The argument is that such classes are needed in order for the state to have the kind of trained workforce manufacturers say they must have to compete in the global economy.

We don’t doubt that there’s a need for such workers — some reports claim there were 7,000 manufacturing jobs that didn’t get filled last month due to the lack of skills of the applicants — we just aren’t convinced such training should be done on the high school level.

From the gist of the discussions going on in Indianapolis, it looks to us like lawmakers want high schools to essentially duplicate the type of vocational learning facilities that Vincennes University now provides its advanced manufacturing technology students — labs with robots and the latest in hi-tech, highly-expensive machinery prepping them for quick entrance into the state’s workforce.

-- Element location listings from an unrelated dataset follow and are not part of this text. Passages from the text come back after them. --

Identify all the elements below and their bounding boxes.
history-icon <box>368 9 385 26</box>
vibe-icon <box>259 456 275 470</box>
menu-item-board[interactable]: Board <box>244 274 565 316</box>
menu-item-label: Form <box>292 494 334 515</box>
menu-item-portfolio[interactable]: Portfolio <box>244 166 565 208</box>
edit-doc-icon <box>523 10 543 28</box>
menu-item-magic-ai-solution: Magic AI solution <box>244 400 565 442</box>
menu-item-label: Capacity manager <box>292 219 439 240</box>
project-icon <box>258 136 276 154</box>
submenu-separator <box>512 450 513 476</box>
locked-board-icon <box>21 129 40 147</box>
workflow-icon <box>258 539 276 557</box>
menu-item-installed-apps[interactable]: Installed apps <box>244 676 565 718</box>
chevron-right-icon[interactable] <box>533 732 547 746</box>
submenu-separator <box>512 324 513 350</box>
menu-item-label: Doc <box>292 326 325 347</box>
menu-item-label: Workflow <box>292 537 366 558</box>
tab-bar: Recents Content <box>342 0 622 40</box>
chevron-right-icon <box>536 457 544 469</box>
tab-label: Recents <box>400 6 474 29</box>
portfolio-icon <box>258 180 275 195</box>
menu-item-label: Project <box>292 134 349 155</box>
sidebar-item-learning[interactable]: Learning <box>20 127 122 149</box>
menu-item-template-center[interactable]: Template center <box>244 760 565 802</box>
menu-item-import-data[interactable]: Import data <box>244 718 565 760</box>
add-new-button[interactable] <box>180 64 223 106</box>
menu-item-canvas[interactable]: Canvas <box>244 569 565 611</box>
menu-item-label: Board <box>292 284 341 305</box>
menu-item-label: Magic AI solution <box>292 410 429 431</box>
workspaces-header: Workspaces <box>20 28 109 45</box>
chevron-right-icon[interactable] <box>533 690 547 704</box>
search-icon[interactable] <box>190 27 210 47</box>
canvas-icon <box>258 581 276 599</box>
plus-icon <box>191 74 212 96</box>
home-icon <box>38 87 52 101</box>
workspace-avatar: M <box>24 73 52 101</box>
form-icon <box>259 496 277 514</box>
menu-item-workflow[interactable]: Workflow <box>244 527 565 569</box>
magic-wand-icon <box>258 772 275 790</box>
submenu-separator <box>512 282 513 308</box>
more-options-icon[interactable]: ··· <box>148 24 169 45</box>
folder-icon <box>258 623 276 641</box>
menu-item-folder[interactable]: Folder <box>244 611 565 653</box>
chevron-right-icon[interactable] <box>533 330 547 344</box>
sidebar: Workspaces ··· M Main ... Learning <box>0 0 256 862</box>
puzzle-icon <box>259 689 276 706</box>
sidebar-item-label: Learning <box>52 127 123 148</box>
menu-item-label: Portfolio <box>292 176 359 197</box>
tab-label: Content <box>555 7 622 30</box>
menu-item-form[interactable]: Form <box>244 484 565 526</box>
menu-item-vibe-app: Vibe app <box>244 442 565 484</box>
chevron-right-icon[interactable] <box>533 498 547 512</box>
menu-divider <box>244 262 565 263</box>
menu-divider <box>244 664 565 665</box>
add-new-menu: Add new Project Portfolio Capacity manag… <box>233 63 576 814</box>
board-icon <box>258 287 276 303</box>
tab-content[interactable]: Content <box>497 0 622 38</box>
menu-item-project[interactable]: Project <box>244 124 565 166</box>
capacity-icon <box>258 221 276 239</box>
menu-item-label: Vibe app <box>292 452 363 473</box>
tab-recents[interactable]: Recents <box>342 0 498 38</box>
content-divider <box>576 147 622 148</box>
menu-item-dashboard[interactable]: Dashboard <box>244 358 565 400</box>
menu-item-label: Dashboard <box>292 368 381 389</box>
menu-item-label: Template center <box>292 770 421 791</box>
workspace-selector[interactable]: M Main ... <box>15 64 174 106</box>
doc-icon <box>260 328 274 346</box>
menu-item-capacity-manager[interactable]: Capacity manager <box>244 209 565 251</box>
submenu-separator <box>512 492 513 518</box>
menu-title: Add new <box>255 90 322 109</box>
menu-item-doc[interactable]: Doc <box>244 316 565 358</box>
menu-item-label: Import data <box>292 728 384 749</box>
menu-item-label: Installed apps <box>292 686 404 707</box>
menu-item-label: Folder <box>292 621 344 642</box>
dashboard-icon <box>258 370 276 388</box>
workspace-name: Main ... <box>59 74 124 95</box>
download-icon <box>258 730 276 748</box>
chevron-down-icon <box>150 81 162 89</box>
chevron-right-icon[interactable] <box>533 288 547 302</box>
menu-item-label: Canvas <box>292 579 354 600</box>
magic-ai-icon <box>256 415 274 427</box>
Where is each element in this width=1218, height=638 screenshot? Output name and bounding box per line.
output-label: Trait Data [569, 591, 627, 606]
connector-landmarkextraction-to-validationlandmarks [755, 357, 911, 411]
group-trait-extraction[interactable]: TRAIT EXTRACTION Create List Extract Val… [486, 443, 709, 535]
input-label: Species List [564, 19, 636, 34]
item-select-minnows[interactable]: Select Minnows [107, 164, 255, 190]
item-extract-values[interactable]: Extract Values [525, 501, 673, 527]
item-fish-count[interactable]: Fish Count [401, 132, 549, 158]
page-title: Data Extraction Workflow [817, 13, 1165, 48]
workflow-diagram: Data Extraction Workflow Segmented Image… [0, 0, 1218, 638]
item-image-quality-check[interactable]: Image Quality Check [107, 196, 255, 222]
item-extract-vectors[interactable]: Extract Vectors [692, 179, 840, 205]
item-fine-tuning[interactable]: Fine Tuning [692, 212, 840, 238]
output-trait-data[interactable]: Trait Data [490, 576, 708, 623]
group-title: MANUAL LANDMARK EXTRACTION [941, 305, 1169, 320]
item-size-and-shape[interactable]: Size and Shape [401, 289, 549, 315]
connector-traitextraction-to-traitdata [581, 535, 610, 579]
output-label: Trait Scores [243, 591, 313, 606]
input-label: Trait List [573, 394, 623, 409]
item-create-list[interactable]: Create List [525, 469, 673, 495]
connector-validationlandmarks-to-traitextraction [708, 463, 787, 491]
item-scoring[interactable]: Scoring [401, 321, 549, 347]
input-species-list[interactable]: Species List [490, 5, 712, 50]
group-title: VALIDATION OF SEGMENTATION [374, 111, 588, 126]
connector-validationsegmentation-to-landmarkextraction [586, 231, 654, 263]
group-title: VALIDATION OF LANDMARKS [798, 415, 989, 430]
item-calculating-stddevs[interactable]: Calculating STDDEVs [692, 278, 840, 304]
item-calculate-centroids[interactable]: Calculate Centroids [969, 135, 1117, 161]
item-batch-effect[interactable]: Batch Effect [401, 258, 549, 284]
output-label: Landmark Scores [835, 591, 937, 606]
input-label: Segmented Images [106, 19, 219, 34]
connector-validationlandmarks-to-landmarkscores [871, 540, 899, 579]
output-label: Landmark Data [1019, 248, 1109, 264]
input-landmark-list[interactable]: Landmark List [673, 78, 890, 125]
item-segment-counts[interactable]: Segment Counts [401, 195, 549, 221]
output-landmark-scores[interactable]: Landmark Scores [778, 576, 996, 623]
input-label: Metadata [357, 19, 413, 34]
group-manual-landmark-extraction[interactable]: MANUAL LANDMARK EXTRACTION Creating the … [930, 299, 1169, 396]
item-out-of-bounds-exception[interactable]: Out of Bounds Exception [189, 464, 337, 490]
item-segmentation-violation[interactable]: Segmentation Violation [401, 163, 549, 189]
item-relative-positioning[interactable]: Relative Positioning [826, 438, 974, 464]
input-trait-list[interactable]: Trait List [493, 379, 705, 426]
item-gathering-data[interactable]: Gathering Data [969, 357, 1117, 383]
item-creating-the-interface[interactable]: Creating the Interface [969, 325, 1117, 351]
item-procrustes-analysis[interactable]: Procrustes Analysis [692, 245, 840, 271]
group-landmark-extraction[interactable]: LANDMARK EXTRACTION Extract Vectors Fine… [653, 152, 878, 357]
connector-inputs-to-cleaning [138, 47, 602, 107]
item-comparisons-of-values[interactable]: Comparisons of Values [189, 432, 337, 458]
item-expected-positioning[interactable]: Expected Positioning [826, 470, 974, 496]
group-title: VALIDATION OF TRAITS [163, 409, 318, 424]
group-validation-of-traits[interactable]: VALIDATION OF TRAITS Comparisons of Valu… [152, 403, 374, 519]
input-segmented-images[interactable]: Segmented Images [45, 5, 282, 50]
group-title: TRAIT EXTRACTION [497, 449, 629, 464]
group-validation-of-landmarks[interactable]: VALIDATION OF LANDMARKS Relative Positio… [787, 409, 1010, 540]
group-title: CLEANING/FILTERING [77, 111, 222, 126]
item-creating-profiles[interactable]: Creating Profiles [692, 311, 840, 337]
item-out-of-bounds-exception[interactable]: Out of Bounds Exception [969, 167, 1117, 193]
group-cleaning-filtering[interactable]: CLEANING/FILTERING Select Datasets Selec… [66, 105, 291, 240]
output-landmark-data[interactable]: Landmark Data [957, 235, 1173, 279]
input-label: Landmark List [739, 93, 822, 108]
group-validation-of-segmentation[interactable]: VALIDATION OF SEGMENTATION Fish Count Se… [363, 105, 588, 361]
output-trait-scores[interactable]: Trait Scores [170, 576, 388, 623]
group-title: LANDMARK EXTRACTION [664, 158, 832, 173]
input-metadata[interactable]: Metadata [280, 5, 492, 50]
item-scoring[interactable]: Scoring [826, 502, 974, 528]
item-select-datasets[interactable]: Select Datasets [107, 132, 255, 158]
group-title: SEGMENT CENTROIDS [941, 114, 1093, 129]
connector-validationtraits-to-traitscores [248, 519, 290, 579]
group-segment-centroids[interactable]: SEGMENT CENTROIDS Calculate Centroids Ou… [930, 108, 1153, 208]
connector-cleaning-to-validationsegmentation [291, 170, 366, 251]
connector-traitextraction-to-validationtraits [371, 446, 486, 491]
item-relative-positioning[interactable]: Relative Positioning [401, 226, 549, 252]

That doesn’t seem to us feasible, at least not without a massive infusion of new money into the public-education budget.

We’re not saying that the state doesn’t need a well-trained workforce; obviously it does, for Indiana’s economic strength — the country’s economic vitality — depends on manufacturing, on making things, to be purchased domestically as well as exported.

We think state Rep. Kreg Battles, D-Vincennes, has the better idea in giving the employer a tax credit for sending employees to VU or another publicly-funded college or university to get the necessary training specific to the job at hand.

And, too, we think it should be easier, i.e., affordable, for someone wanting such training to go on to school to get it.

This is not to say that high schools shouldn’t be offering students curriculum choices that suit their future career interests; such diversity in classes would be quite helpful.

Yes, some English students will be well served by taking on “Beowulf,” but not all; others will be better served by reading about the Bessemer process — all students, however, should come away from their reading with an understanding of their respective subject matter and the ability to explain, verbally and in writing, what they’ve read.


The goal should be that all students, those who dream of one day becoming a physician as well as those hoping to run a physical plant, be challenged in their studies and, once they’ve graduated, are ready to move on to the next level to get the specialized training they’ll need to pursue their chosen careers.

We’re all in favor of strengthening our state’s economy by investing in education, but our public schools shouldn’t become merely job-training centers.

They ought to be our great unifying institutions through which students of diverse backgrounds come away with a shared understanding of the great tapestry that is America’s story, its highlights and its shortcomings, its majesty and its mistakes, its glory and its times of gosh-dang foolishness.

We need not so much “common core standards” but a common core of understanding shared by all students, no matter whether their interests are the language arts, linear equations or aligning a car’s front end.